Pendant la période considérée, les dépenses budgétaires totales base ordonnancements ont connu un taux d’exécution de 76,9%, les dépenses courantes se sont affichées à 81,8% et celles d’investissement à 80,7%, tandis que le service de la dette publique a été exécuté à hauteur de 61,9%.

Selon le rapport du MINFI, les recettes pétrolières et non pétrolières étaient en hausse de +13,8% et +3,2% respectivement entre les deux périodes considérées, les dernières citées étant toutefois en retrait avec un taux de réalisation de 87,4%.

De même, les recettes des impôts et taxes recouvrées, malgré une hausse de +0,4%, subissent le même effet avec un taux de réalisation de 92,2%, une sous-performance essentiellement due au recul de l’activité économique connu en 2017.

Le même marasme se manifeste au niveau des recettes douanières, qui malgré une hausse de +3% en glissement annuel ont connu un taux de réalisation de 74,3%, une contre-performance imputable à la morosité de l’activité économique de l’année 2017, mais également à l’application de l’Accord de partenariat économique (APE) conclu avec l’Union européenne.

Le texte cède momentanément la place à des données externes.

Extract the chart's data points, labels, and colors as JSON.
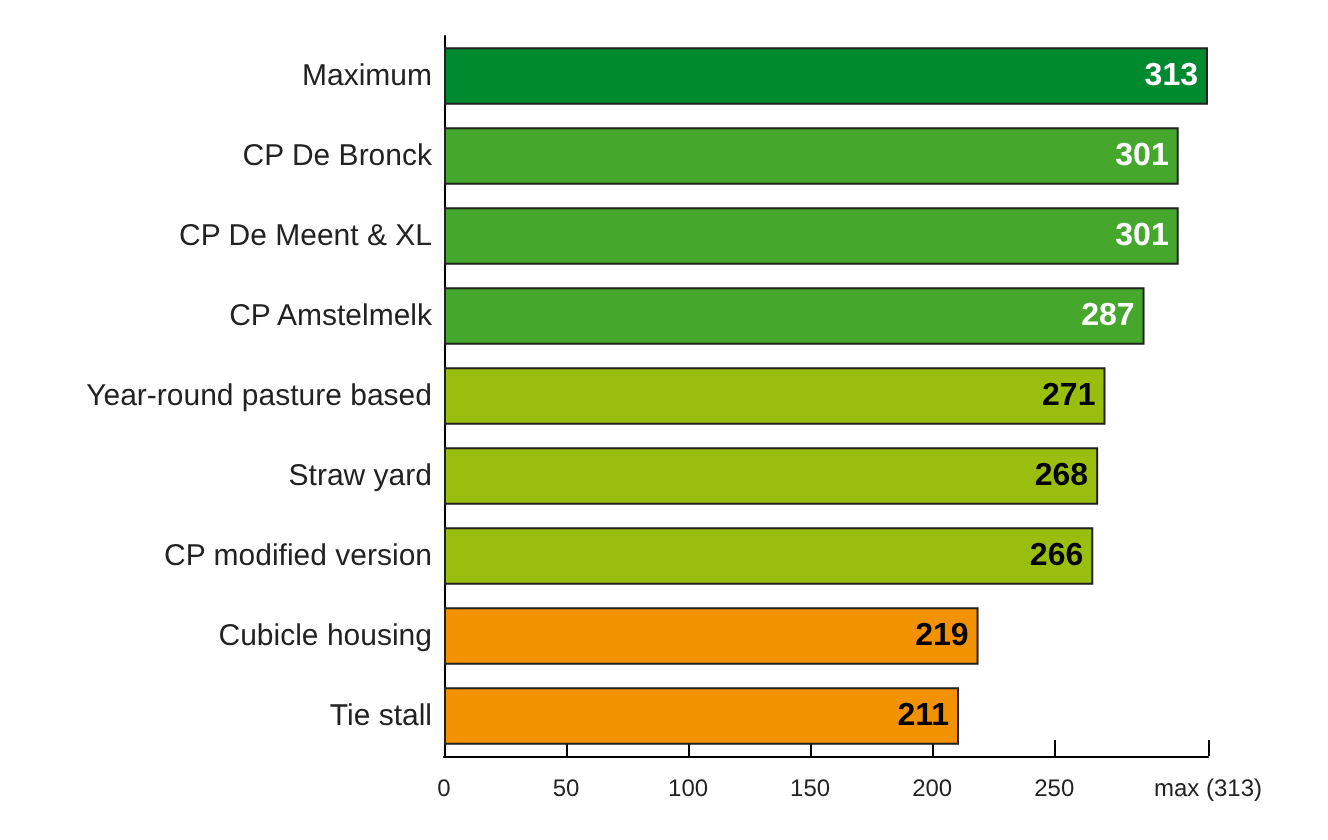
{
  "chart_data": {
    "type": "bar",
    "orientation": "horizontal",
    "categories": [
      "Maximum",
      "CP De Bronck",
      "CP De Meent & XL",
      "CP Amstelmelk",
      "Year-round pasture based",
      "Straw yard",
      "CP modified version",
      "Cubicle housing",
      "Tie stall"
    ],
    "values": [
      313,
      301,
      301,
      287,
      271,
      268,
      266,
      219,
      211
    ],
    "colors": [
      "#008a2f",
      "#45a72c",
      "#45a72c",
      "#45a72c",
      "#9abe0e",
      "#9abe0e",
      "#9abe0e",
      "#f39200",
      "#f39200"
    ],
    "xlim": [
      0,
      313
    ],
    "xticks": [
      0,
      50,
      100,
      150,
      200,
      250,
      {
        "value": 313,
        "label": "max (313)"
      }
    ],
    "data_labels": true
  }
}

Les dépenses courantes, au 1er trimestre 2018, ont augmenté de +8,3% en rythme annuel avec un taux d’exécution de 81,8%, en retrait de 100,1 milliards FCFA.

Quant au service de la dette publique, il a augmenté de +110,6% en glissement annuel au premier trimestre 2018, avec un taux d’exécution de 61,9%, essentiellement imputable à la dette intérieure.